La historia se desarrolla en escenarios naturales de gran valor visual, con un trasfondo bélico: Guerra Civil Española y Segunda Guerra Mundial, con personajes épicos, a pesar de ellos mismos y de su humanidad. Mostrando, con equilibrio, las dos ideologías principales que movían y mueven al mundo, buscando un punto de encuentro que aporte algo más que el discurso manido de buenos y malos, porque entendemos que en el fondo todos los protagonistas se precipitan a su destino sin haber podido elegir…

El tema de “los niños de la guerra” me ha interesado desde que, cuando estudiaba en la Escuela de Arte Dramático de Madrid, tuve la suerte de tener a uno de esos niños como profesor de interpretación: sus recuerdos y nostalgias se me quedaron grabadas.

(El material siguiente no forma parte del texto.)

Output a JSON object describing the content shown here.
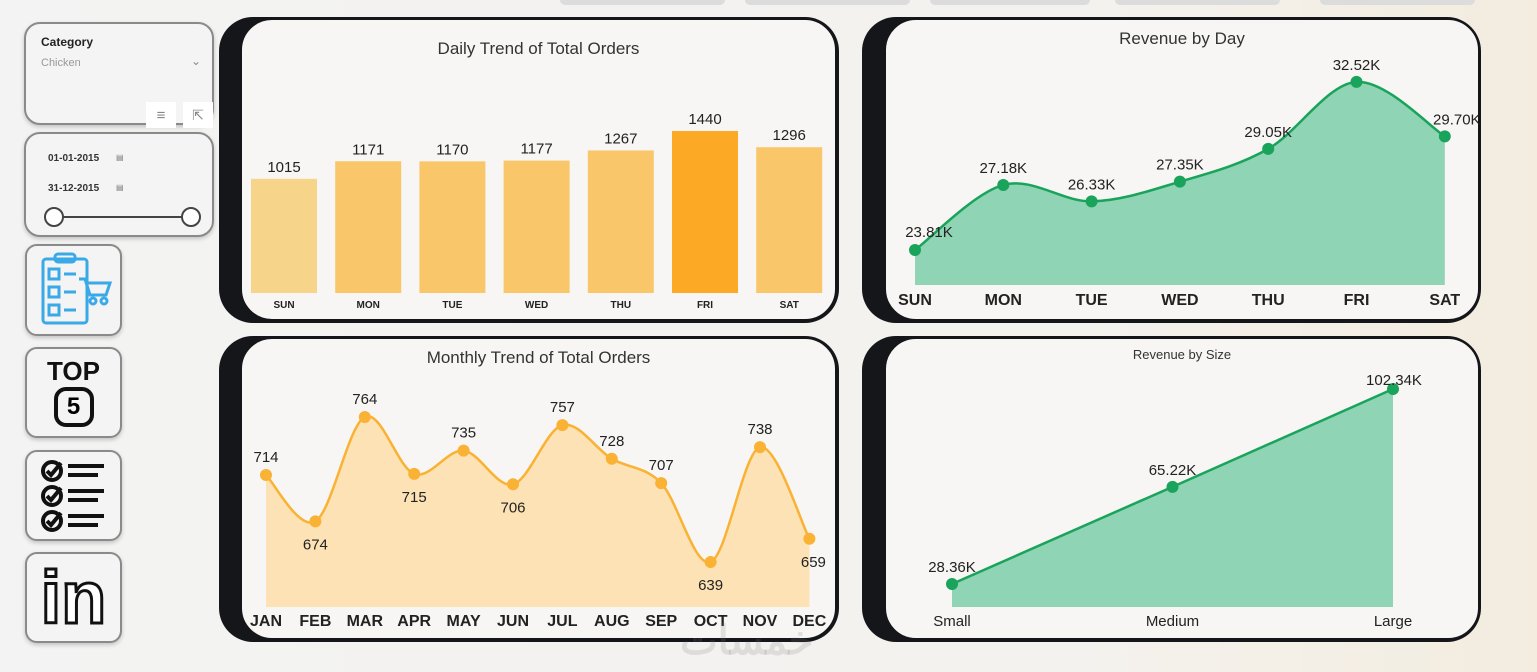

El desarraigo, unido a las penalidades extremas que supuso la Segunda Guerra Mundial para el pueblo ruso, hizo que esa larga ausencia de tres mil niños españoles acompañados de unos cientos de voluntarios adultos se convirtiera en una de las epopeyas más trágicas de nuestra historia reciente.

Es necesario, e incluso higiénico, dar a conocer esos hechos al gran público y ningún vehículo mejor que un largometraje con proyección internacional.

La película comienza en la Unión Soviética en 1942, que es el presente para la historia, e irá hacia atrás al Madrid de 1930, 1936 y 1941 para ir explicando las circunstancias de la protagonista. Hacia la mitad de la película, los saltos ya no serán hacia atrás sino hacia delante, y así pasaremos de 1942 a 1945, 1956, 1958 y 1975 con la muerte de Franco, responsable último del drama de los protagonistas.

La película se ha rodado en otoño e invierno en Suiza, recreando la Rusia central. También en Sevilla y provincia para los escenarios españoles.

El estilo y tono de la película, pretende, desde la evolución, hacer un homenaje al cine épico, propagandístico, soviético de posguerra, recreando el neo-expresionismo ruso como su mayor aporte a la cultura cinematográfica universal. Películas más recientes como Masacre, ven y mira nos darían un ejemplo a seguir, si bien la parte que transcurre en España tendría unas connotaciones más cercanas al neorrealismo costumbrista como máxima expresión del carácter latino.

He dedicado un año a escuchar los recuerdos de 37 niños, ahora ancianos, que vivieron esa odisea; memoria que, con las estrategias que exige la ficción, se recoge en este guión, que pretende ser fiel a los sentimientos que ellos me confesaron.